Wiseman had a differing perspective. “Government support of R&D is a good idea,” he said in response. “But it needs to be aimed at the market, not at companies locating in the U.S.”
The Toyota executive also indicated that he appreciated Obama’s emphasis on manufacturing in his State of the Union address, specifically investing in green and innovative jobs training. “This is key if we want to get young people into these fields,” Wiseman added. “It’s a challenge for auto manufacturers to find people to fill these highly technical roles.” Part of solving the problem, according to Wiseman, begins with changing the way Americans view non-degree, vocational careers.

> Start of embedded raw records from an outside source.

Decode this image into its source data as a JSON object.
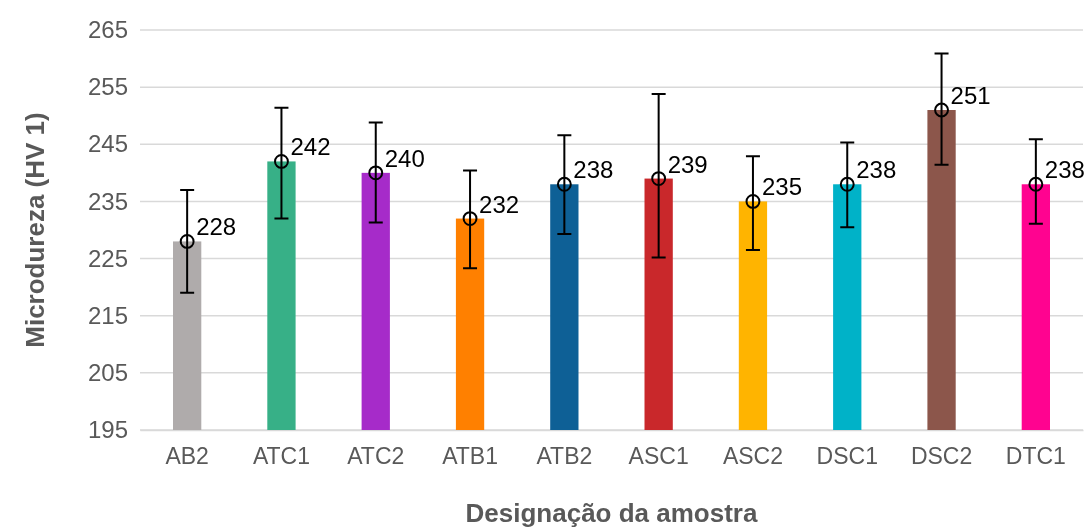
{
  "chart_data": {
    "type": "bar",
    "xlabel": "Designação da amostra",
    "ylabel": "Microdureza (HV 1)",
    "categories": [
      "AB2",
      "ATC1",
      "ATC2",
      "ATB1",
      "ATB2",
      "ASC1",
      "ASC2",
      "DSC1",
      "DSC2",
      "DTC1"
    ],
    "series": [
      {
        "values": [
          228,
          242,
          240,
          232,
          238,
          239,
          235,
          238,
          251,
          238
        ],
        "value_labels": [
          "228",
          "242",
          "240",
          "232",
          "238",
          "239",
          "235",
          "238",
          "251",
          "238"
        ],
        "colors": [
          "#afabab",
          "#37b087",
          "#a62bc9",
          "#ff8000",
          "#0e6096",
          "#c9282b",
          "#ffb400",
          "#00b2c8",
          "#8c564b",
          "#ff0390"
        ]
      },
      {
        "type": "scatter",
        "values": [
          228,
          242,
          240,
          232,
          238,
          239,
          235,
          238,
          251,
          238
        ],
        "color": "#000000",
        "marker": "circle",
        "errors": [
          [
            219,
            237
          ],
          [
            232,
            251.4
          ],
          [
            231.3,
            248.8
          ],
          [
            223.3,
            240.4
          ],
          [
            229.3,
            246.6
          ],
          [
            225.2,
            253.8
          ],
          [
            226.5,
            242.9
          ],
          [
            230.5,
            245.3
          ],
          [
            241.4,
            260.9
          ],
          [
            231.1,
            245.9
          ]
        ]
      }
    ],
    "ylim": [
      195,
      265
    ],
    "yticks": [
      195,
      205,
      215,
      225,
      235,
      245,
      255,
      265
    ],
    "grid": "y"
  }
}
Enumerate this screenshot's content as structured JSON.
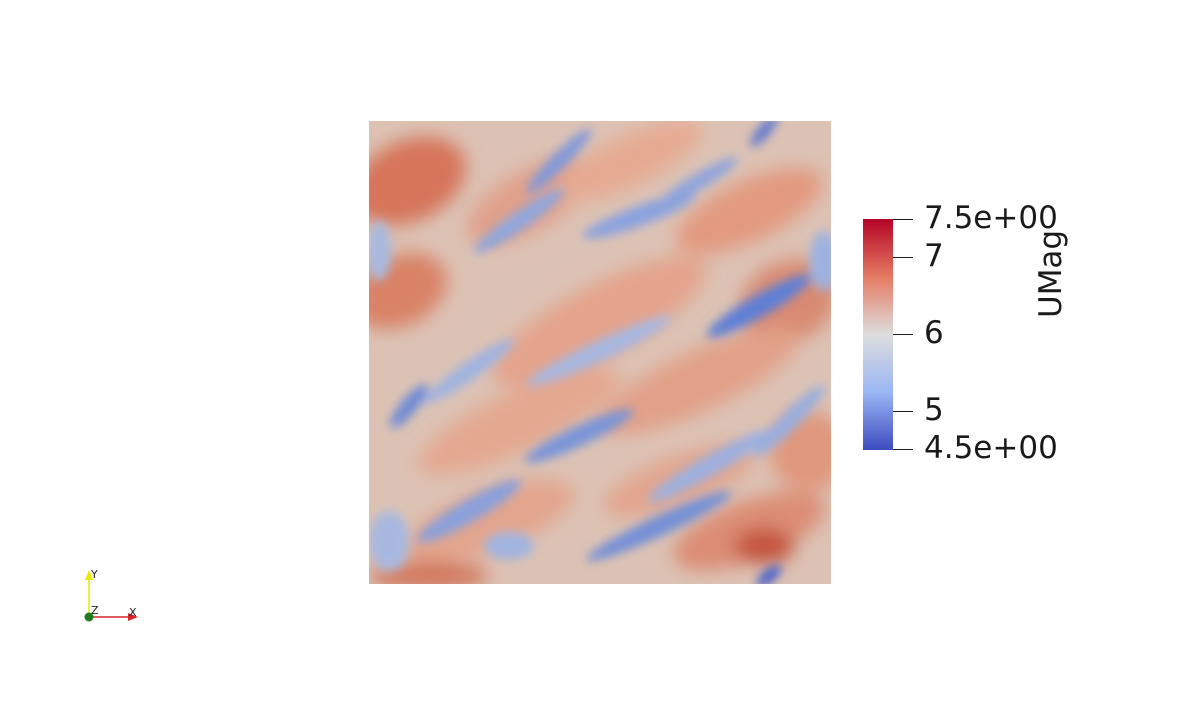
{
  "colorbar": {
    "title": "UMag",
    "range": [
      4.5,
      7.5
    ],
    "ticks": [
      {
        "value": 7.5,
        "label": "7.5e+00"
      },
      {
        "value": 7,
        "label": "7"
      },
      {
        "value": 6,
        "label": "6"
      },
      {
        "value": 5,
        "label": "5"
      },
      {
        "value": 4.5,
        "label": "4.5e+00"
      }
    ],
    "colormap": "cool-to-warm",
    "colors": {
      "low": "#3b4cc0",
      "mid": "#dddddd",
      "high": "#b40426"
    }
  },
  "orientation_axes": {
    "x_label": "X",
    "y_label": "Y",
    "z_label": "Z",
    "colors": {
      "x": "#d62728",
      "y": "#e8e800",
      "z": "#1f7a1f"
    }
  }
}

So What’s All of this Mean?
Overall, the conversation was constructive – both on this panel and the one that followed. (Unfortunately there were too many panelists the second half to provide an insightful recap for you here.) The Policy Summit provided a forum where media and industry representatives (and anyone who tuned in to the live stream) could hear the various arguments to common questions regarding the auto sector’s green future.
If these parties will continue to come together and hold fruitful discussions on the most challenging issues, then it is certainly possible for America to reach its green goals. And in achieving this, we must remember not to forget the consumers, car dealers, manufacturers and taxpayers along the way.